— Я подумаю над этим, — произнес Дэвид, — но мы отклонились от главного. Как же быть с Анисой. Невинное создание, зачем было убивать ее?

— Ты, я вижу, хотя и неглуп, но вообще ничего не понимаешь в людях. Она могла знать об ограблении, так как только с ней Латиф и был до конца откровенен. Зачем рисковать? Вот с тем же Дарвишем, я ведь вовсе не собирался его убивать. Своими же руками все едва не испортил. Я кстати, наводил справки, его отец — тоже большой специалист по истории Месопотамии — был убит, когда отказался даже попытаться расшифровать текст таблички. Это произошло в сорок первом году во время еврейского погрома. Как знать, сделай он тогда все, чего от него требовали, может быть и не сидели мы сейчас с тобой здесь и не мечтали о сокровищах Эгиби. Кто-нибудь их давным давно бы уже выкопал.

— Я не мечтаю, — произнес Дэвид.

— Что?

— Не мечтаю о сокровищах. Они мне не нужны.

— Не говори глупости. Ты просто не знаешь, что там на самом деле спрятано. Неужели тебе Дарвиш не рассказал? Шифр — это завещание Офира Эгиби — последняя воля главы крупнейшего торгового дома древности. Его богатству завидовали цари. Он обладал не только золотом и серебром — бесчисленными талантами золота и серебра, накопленного за столетия его предками. Старый прохвост также завладел огромной коллекцией изумрудов, собранной еще царями Бактрии. Она была похищена персами, привезена в Вавилон и отдана банкиру на хранение. С тех пор этих камней никто не видел. Мне даже трудно представить, во сколько можно оценить это богатство: пещера Аладдина только не в сказке, а наяву.

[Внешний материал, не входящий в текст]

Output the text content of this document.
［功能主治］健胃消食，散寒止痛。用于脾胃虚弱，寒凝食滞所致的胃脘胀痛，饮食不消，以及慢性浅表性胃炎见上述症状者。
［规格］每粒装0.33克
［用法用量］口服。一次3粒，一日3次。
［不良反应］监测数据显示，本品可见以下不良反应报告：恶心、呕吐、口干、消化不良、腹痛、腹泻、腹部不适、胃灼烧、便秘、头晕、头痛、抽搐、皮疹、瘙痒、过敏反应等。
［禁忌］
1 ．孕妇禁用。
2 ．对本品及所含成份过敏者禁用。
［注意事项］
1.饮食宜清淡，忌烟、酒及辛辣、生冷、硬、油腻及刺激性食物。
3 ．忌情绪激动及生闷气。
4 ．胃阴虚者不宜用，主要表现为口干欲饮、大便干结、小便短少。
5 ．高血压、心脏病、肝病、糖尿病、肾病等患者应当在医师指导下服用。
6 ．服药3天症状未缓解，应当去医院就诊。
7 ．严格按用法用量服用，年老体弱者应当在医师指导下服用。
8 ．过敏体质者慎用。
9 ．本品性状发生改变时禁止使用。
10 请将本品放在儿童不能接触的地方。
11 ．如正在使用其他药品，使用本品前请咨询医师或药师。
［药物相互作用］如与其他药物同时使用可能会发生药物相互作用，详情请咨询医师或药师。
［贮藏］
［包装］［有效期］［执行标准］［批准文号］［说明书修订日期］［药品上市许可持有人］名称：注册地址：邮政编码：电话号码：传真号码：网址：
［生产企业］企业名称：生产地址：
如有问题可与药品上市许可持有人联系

Я многое об этом знаю из источников, о существовании которых ни ты, ни другие люди даже представления не имеют.

— Зубари, если я правильно понимаю, был убит, так как именно по его приказу артефакт оставили в музее, а не перевезли в хранилища Центрального банка, — уточнил Дэвид, который торопился завершить это импровизированное интервью до того, как Элиз доберется до отеля, и не был заинтересован выслушивать пространные отступления.

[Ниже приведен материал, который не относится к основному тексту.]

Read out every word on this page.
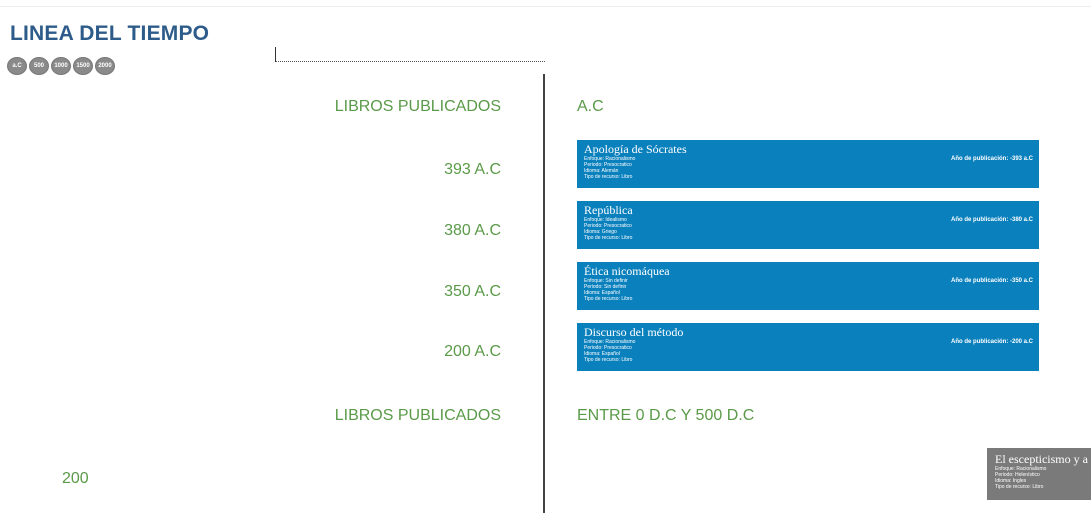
LINEA DEL TIEMPO
a.C	500	1000	1500	2000
LIBROS PUBLICADOS	A.C
393 A.C
380 A.C
350 A.C
200 A.C
Apología de Sócrates
Enfoque: Racionalismo
Periodo: Presocratico
Idioma: Alemán
Tipo de recurso: Libro
Año de publicación: -393 a.C
República
Enfoque: Idealismo
Periodo: Presocratico
Idioma: Griego
Tipo de recurso: Libro
Año de publicación: -380 a.C
Ética nicomáquea
Enfoque: Sin definir
Periodo: Sin definir
Idioma: Español
Tipo de recurso: Libro
Año de publicación: -350 a.C
Discurso del método
Enfoque: Racionalismo
Periodo: Presocratico
Idioma: Español
Tipo de recurso: Libro
Año de publicación: -200 a.C
LIBROS PUBLICADOS	ENTRE 0 D.C Y 500 D.C
200
El escepticismo y a
Enfoque: Racionalismo
Periodo: Helenístico
Idioma: Ingles
Tipo de recurso: Libro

— Вовсе не поэтому. Этот идиот собирался сдаться американцам. Большой крови, в отличие от других первых лиц прежнего режима, на нем не было. Так — птица-говорун. Ты знал, что он был христианином? Одним из немногих в правительстве Хуссейна. Зубари справедливо рассудил, что может рассчитывать на снисхождение. Поэтому и сидел до последнего в «Палестине». Пришлось его выманить оттуда. Попади он в руки союзников, про меня разболтал бы в первую очередь.

Бельгиец прямо об скатерть вытер жирные пальцы и принялся поглощать один из другим куски копченой бараньей ноги. Дэвид был вынужден повременить со следующим вопросом: над поместьем на низкой высоте пролетел военно-транспортный самолет. Его серый силуэт был хорошо виден на фоне звезд.

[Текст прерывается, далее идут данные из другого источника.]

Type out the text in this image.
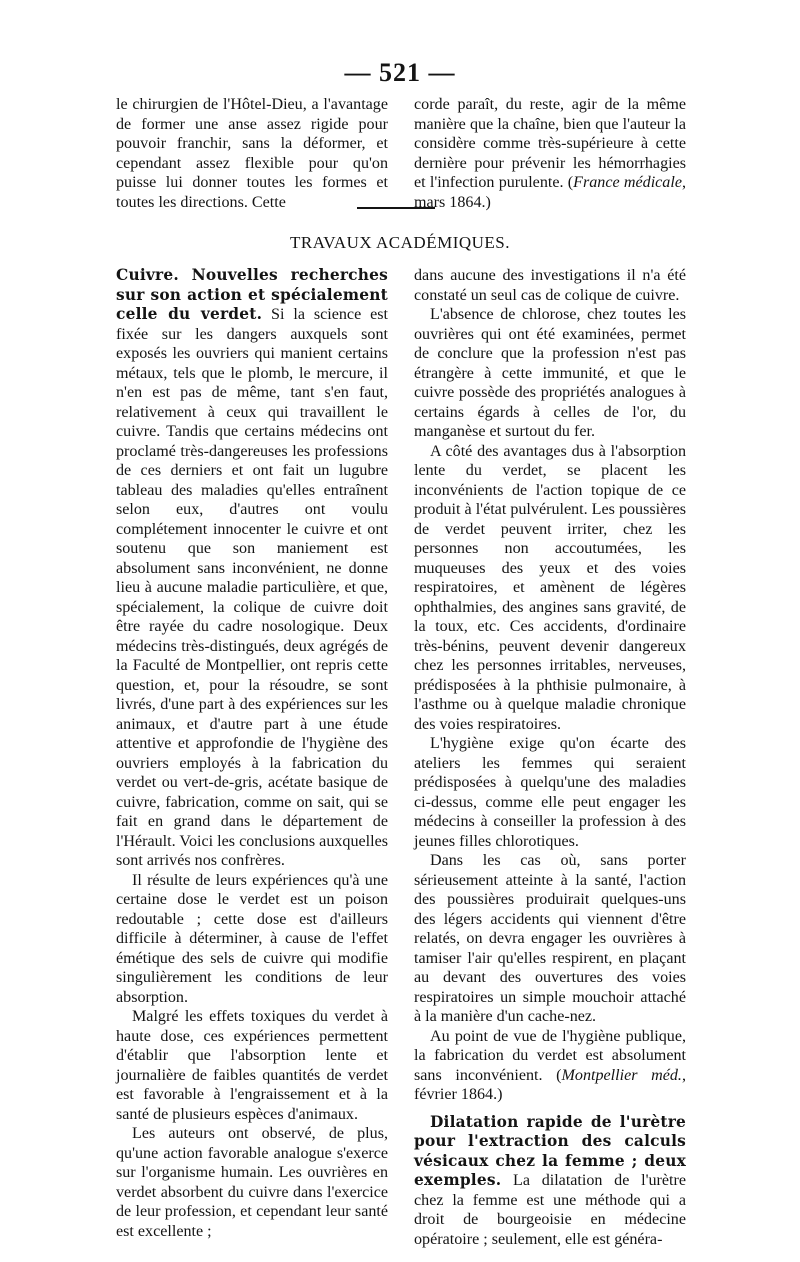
— 521 —

le chirurgien de l'Hôtel-Dieu, a l'avantage de former une anse assez rigide pour pouvoir franchir, sans la déformer, et cependant assez flexible pour qu'on puisse lui donner toutes les formes et toutes les directions. Cette

corde paraît, du reste, agir de la même manière que la chaîne, bien que l'auteur la considère comme très-supérieure à cette dernière pour prévenir les hémorrhagies et l'infection purulente. (France médicale, mars 1864.)

TRAVAUX ACADÉMIQUES.

Cuivre. Nouvelles recherches sur son action et spécialement celle du verdet. Si la science est fixée sur les dangers auxquels sont exposés les ouvriers qui manient certains métaux, tels que le plomb, le mercure, il n'en est pas de même, tant s'en faut, relativement à ceux qui travaillent le cuivre. Tandis que certains médecins ont proclamé très-dangereuses les professions de ces derniers et ont fait un lugubre tableau des maladies qu'elles entraînent selon eux, d'autres ont voulu complétement innocenter le cuivre et ont soutenu que son maniement est absolument sans inconvénient, ne donne lieu à aucune maladie particulière, et que, spécialement, la colique de cuivre doit être rayée du cadre nosologique. Deux médecins très-distingués, deux agrégés de la Faculté de Montpellier, ont repris cette question, et, pour la résoudre, se sont livrés, d'une part à des expériences sur les animaux, et d'autre part à une étude attentive et approfondie de l'hygiène des ouvriers employés à la fabrication du verdet ou vert-de-gris, acétate basique de cuivre, fabrication, comme on sait, qui se fait en grand dans le département de l'Hérault. Voici les conclusions auxquelles sont arrivés nos confrères.

Il résulte de leurs expériences qu'à une certaine dose le verdet est un poison redoutable ; cette dose est d'ailleurs difficile à déterminer, à cause de l'effet émétique des sels de cuivre qui modifie singulièrement les conditions de leur absorption.

Malgré les effets toxiques du verdet à haute dose, ces expériences permettent d'établir que l'absorption lente et journalière de faibles quantités de verdet est favorable à l'engraissement et à la santé de plusieurs espèces d'animaux.

Les auteurs ont observé, de plus, qu'une action favorable analogue s'exerce sur l'organisme humain. Les ouvrières en verdet absorbent du cuivre dans l'exercice de leur profession, et cependant leur santé est excellente ;

dans aucune des investigations il n'a été constaté un seul cas de colique de cuivre.

L'absence de chlorose, chez toutes les ouvrières qui ont été examinées, permet de conclure que la profession n'est pas étrangère à cette immunité, et que le cuivre possède des propriétés analogues à certains égards à celles de l'or, du manganèse et surtout du fer.

A côté des avantages dus à l'absorption lente du verdet, se placent les inconvénients de l'action topique de ce produit à l'état pulvérulent. Les poussières de verdet peuvent irriter, chez les personnes non accoutumées, les muqueuses des yeux et des voies respiratoires, et amènent de légères ophthalmies, des angines sans gravité, de la toux, etc. Ces accidents, d'ordinaire très-bénins, peuvent devenir dangereux chez les personnes irritables, nerveuses, prédisposées à la phthisie pulmonaire, à l'asthme ou à quelque maladie chronique des voies respiratoires.

L'hygiène exige qu'on écarte des ateliers les femmes qui seraient prédisposées à quelqu'une des maladies ci-dessus, comme elle peut engager les médecins à conseiller la profession à des jeunes filles chlorotiques.

Dans les cas où, sans porter sérieusement atteinte à la santé, l'action des poussières produirait quelques-uns des légers accidents qui viennent d'être relatés, on devra engager les ouvrières à tamiser l'air qu'elles respirent, en plaçant au devant des ouvertures des voies respiratoires un simple mouchoir attaché à la manière d'un cache-nez.

Au point de vue de l'hygiène publique, la fabrication du verdet est absolument sans inconvénient. (Montpellier méd., février 1864.)

Dilatation rapide de l'urètre pour l'extraction des calculs vésicaux chez la femme ; deux exemples. La dilatation de l'urètre chez la femme est une méthode qui a droit de bourgeoisie en médecine opératoire ; seulement, elle est généra-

— Полиция считает, что министр Зубари был задушен чем-то массивным, сжавшим его грудную клетку, — произнес журналист, когда шум двигателей стих.

— Так и есть. Его умертвила огромная змея. Пусть скажет спасибо, что только задушила, а не проглотила живьем и не переварила. А ведь могла!

Дэвид лишь недоверчиво покачал головой. Из сторожки у ворот вышли три бандита. Они встали на крыльце и закурили.

— А кто тебе сказал, что я устранял всех этих людей своими руками? — задал вопрос Кельц. — Их убивал мушрушу.

— Прикидываетесь сумасшедшим?

— Я совершенно нормален. Только крайне ограниченные люди считают, что это мифическое животное с ворот Иштар. Вавилоняне точно знали, чье изображение они помещают на них. Они поклонялись ему, как божеству, также как теперь ему поклоняюсь я. А оно мне служит. В нем моя сила. Щенок у музея был разорван в клочья его мощными львиными лапами. Девка сброшена с минарета ударом его орлиных когтей. Зубари задушен его змеиными кольцами, а старикашка-профессор пробит его рогом единорога. Мушрушу может превращаться в разных существ, составляющих с ним единое целое.

— Я прям-таки в растерянности, кто больший псих — вы или этот ваш рыгающий во сне борец с евреями, персами и американцами, — заявил репортер, махнув головой в сторону третьего, крайне пассивного участника трапезы.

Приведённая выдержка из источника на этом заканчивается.